In another promising sign of progress in Afghanistan, 50 former insurgents laid down their weapons and reintegrated into society in the past three weeks.

The current deployment marks the 10th Mountain Division's fourth time in Afghanistan. The division also once deployed to Iraq.

Terry said he eagerly anticipates the arrival of 3rd Brigade Combat Team in Kandahar next month.

"I don't have a single 10th Mountain unit under me right now," he said. "It will be good to see that patch out there.'

During the teleconference, Terry took a minute to commend the work of Col. Willard Burleson, 1st Brigade Combat Team commander, who recently returned to Fort Drum from Regional Command North, a large area that borders China in the east and Uzbekistan in the west.

"They did a great job up there," Terry said. "First of all, when you consider the sheer size of Regional Command North ... you have to focus your efforts based on intelligence.

"It's a little bit of a different fight as you go around Afghanistan," he added. "Up there, it's a little more dispersed, so you have to go out and find the (insurgents)."

Terry noted that repelling the Taliban's upcoming spring offensive, which usually begins in May and climbs through October, could be easier this year. With more coalition forces on the ground and insurgents losing terrain, he said the opposition will have to resort to intimidation and spectacular attacks on infrastructure or key government officials.

"If they want to come back into it and contest it, they will have to fight for it now, which is quite different from last year," Terry said, adding that the local Afghan population feels safer if they know coalition forces will see the fight to the end.
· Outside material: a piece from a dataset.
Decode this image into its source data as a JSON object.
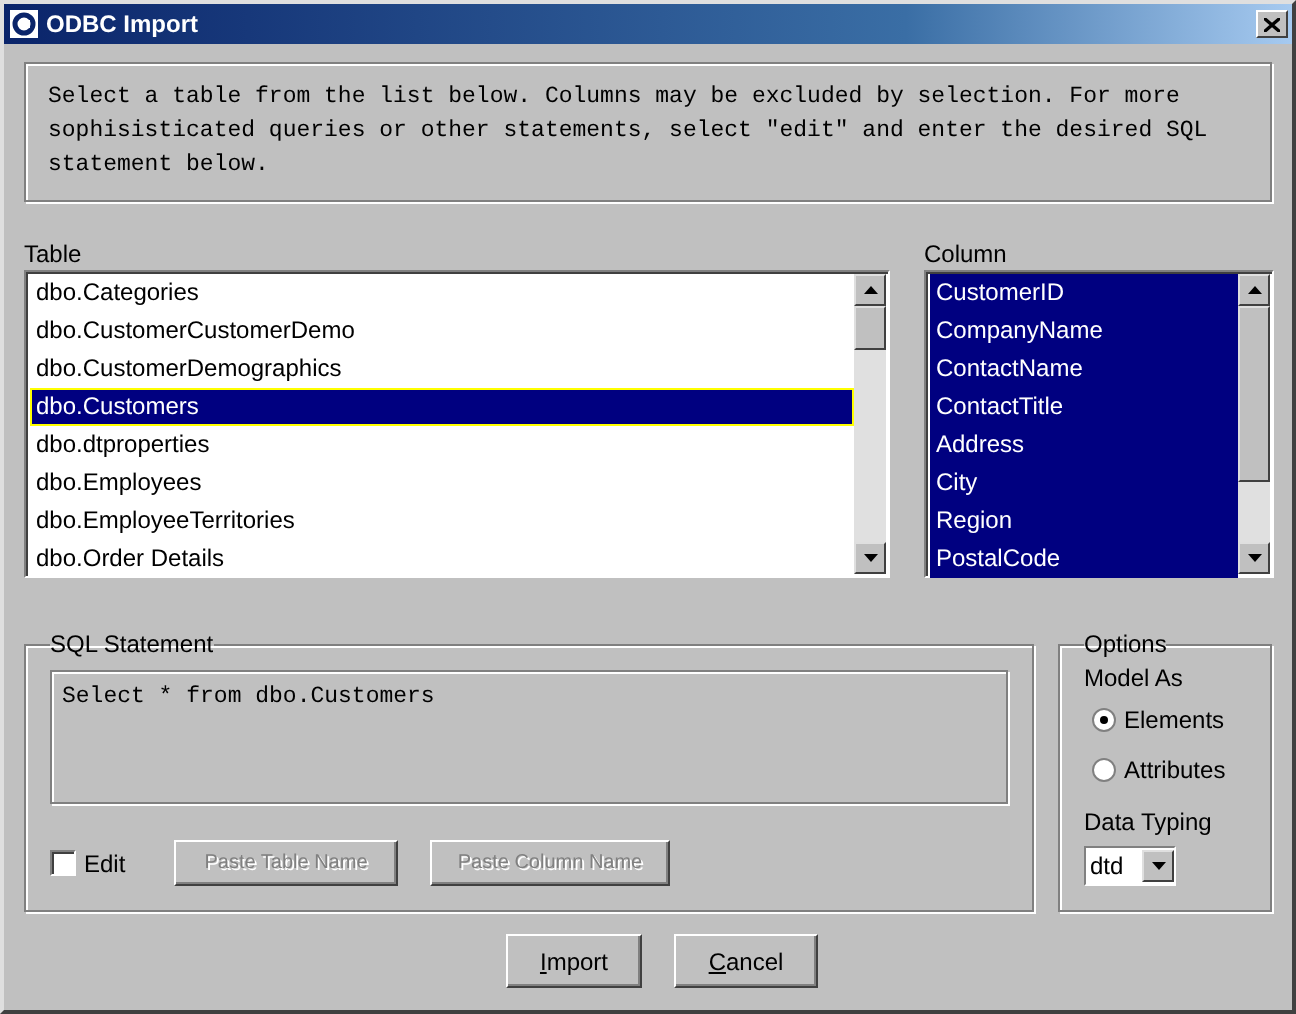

"I think the perception of security in the minds of the local Afghan population is the first critical step in creating a link back to government and in creating a potentially more productive and prosperous life for the Afghans and their families, he said.

In addition to its military strength, Terry's command is supported by civilians from international non-governmental organizations and agencies like the U.S. Department of State, U.S. Department of Agriculture and U.S. Agency for International Development.

He said working with partners to get good leadership at the district levels can "bring the population around."

"We're really approaching this from the local level up to the district, and then working to connect from the province down," he said. "Thirty years of war has taken a toll on Afghanistan. Getting the institutions rebuilt is a key."